With MacOS already converting the downloaded gzip file to a tar file, I wrote the above assuming that I would work on the tar file, but adding gzip extraction to the script would be trivial.


Create a Folder Action

Now I put the shell script into an Automator Folder Action. Open Automator, and if the dialog is not already presented, choose File > New:

Automator - New File

In this case, select Folder Action and click the Choose button. A new document opens in Automator, and the first thing to do is to decide which folder to monitor with this action:

Automator - Choose Folder

Click the dropdown, choose Other… then select your Downloads folder and click Choose. The top of the Automator window now reflects the choice:

Automator - Folder Selection

Filter Files

Next create a filter so that only files matching the specification will be passed to the script we’re going to add. To do this, highlight Files & Folders in the Actions column on the left, then drag Filter Finder Items over to the blank space on the right hand side.

Automator - Add File Filter

In this case, I add a two-part filter to match filenames beginning with axdebugs_ with a file extension of .tar:

Automator - Filter Criteria

This is where we come across one of the oddities I have found with Automator: the folder action will trigger whenever something is added to the folder, whether or not it matches the filter criteria. Any matching file names will be sent to the next step of out Automator action just as if they had been entered as arguments to a program on the command line. However, if no files match the criteria, the Automator flow still proceeds but with no file names sent to the next step. This is why the shell script I shared earlier checked whether it had been sent nothing, and exited if so. It’s a bit of an odd work around, but by the shell script returning nothing, the command after the shell script is unable to execute, effectively ending the script without doing anything.

Add the Shell Script

Click Utilities in the Actions list on the left, select Run Shell Script in the column to the right and drag it over to the program pane where it will be added underneath the Filter Finder Items action:

Automator - Add Shell Script

Cut and paste the shell script into the text box in the new action. Note that you do not need to include the hashbang (#!/bin/bash) line.

Reveal the Extracted File

Opening a Finder window with a file highlighted is called Reveal in MacOS. The shell script will output the name and path of the file it extracted, and that output is used as the input to the Reveal Finder Items action, found under Files & Folders, which will be added last:

Automator - Reveal Finder Item

As a side note, I could have achieved the Reveal Finder Items directly from my shell script using the open -R <path/file> command, which does the same thing, but where’s the fun in that?
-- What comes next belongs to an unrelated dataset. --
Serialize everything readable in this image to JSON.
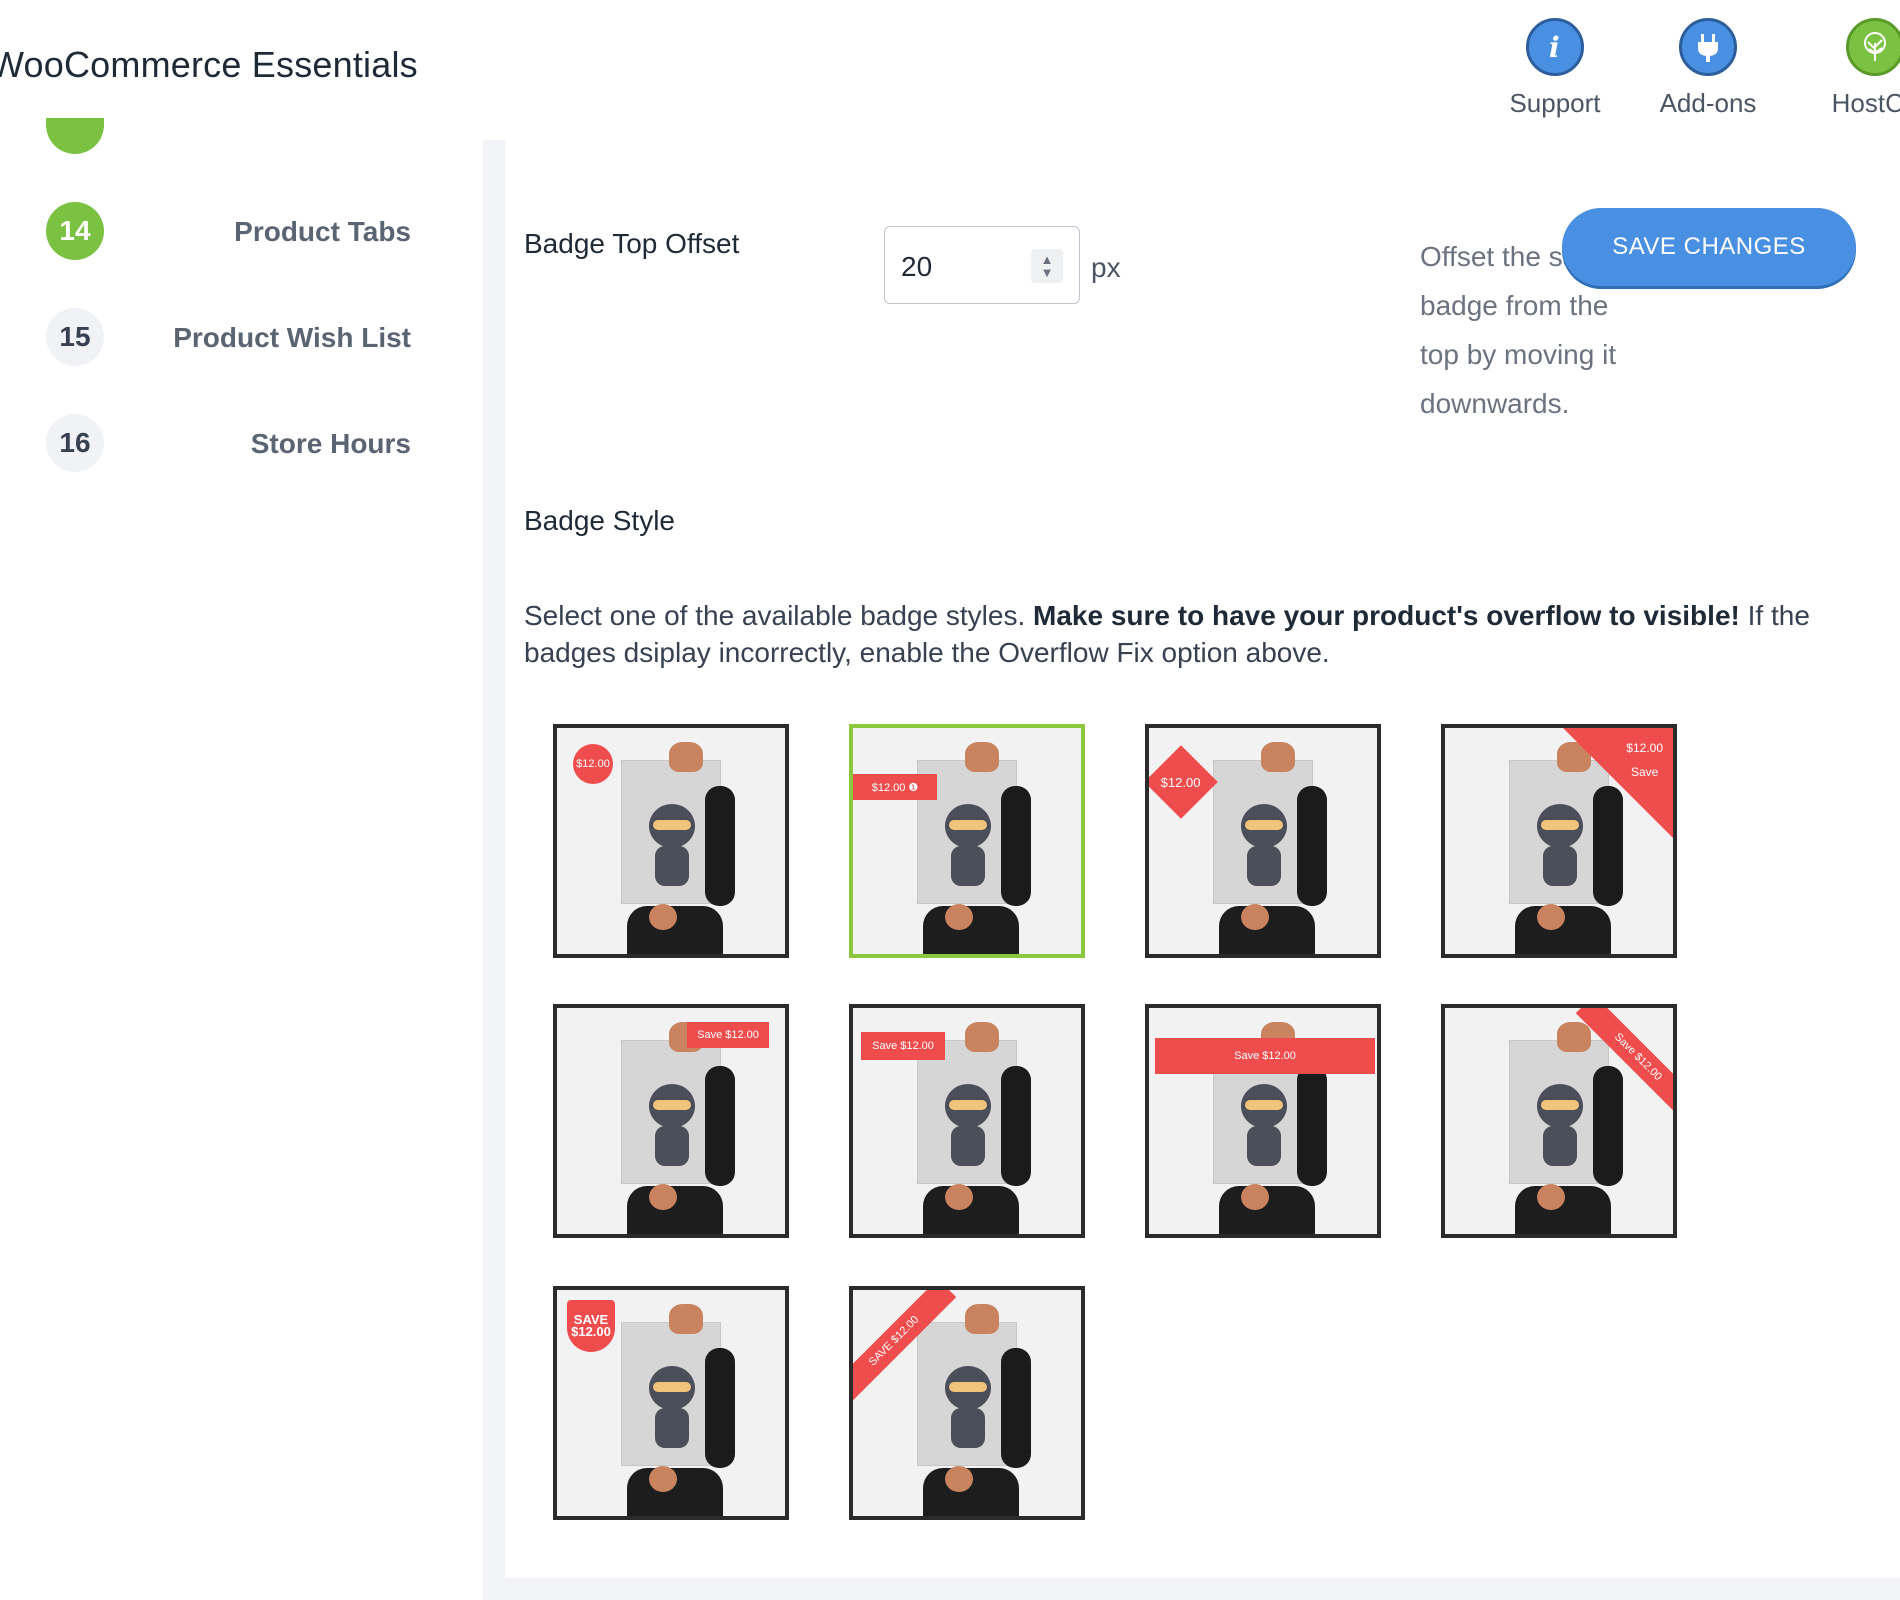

That’s it! Save the Automator Folder Action, and now each time an A10 PCAP file is downloaded, within a few seconds the script is triggered, the merged PCAP file is extracted, the tar file is put in the trash and a finder window opens with the PCAP file highlighted and ready for action.

The Benefits of Automation

I don’t download A10 PCAP files every day, but I do it reasonably often, and when I’m troubleshooting something I may end up looking at a number of files in a row. This was sufficiently simple to put together that I felt there was a reasonable return on the time spent creating the action, which was not long, as you can see from the above. My only gripe with it–a common gripe with Automator folder actions–is that the action doesn’t trigger more immediately. Still, within 5 seconds the hard work has been done for me, and my Downloads folder is less cluttered too, and I’ll call that a win!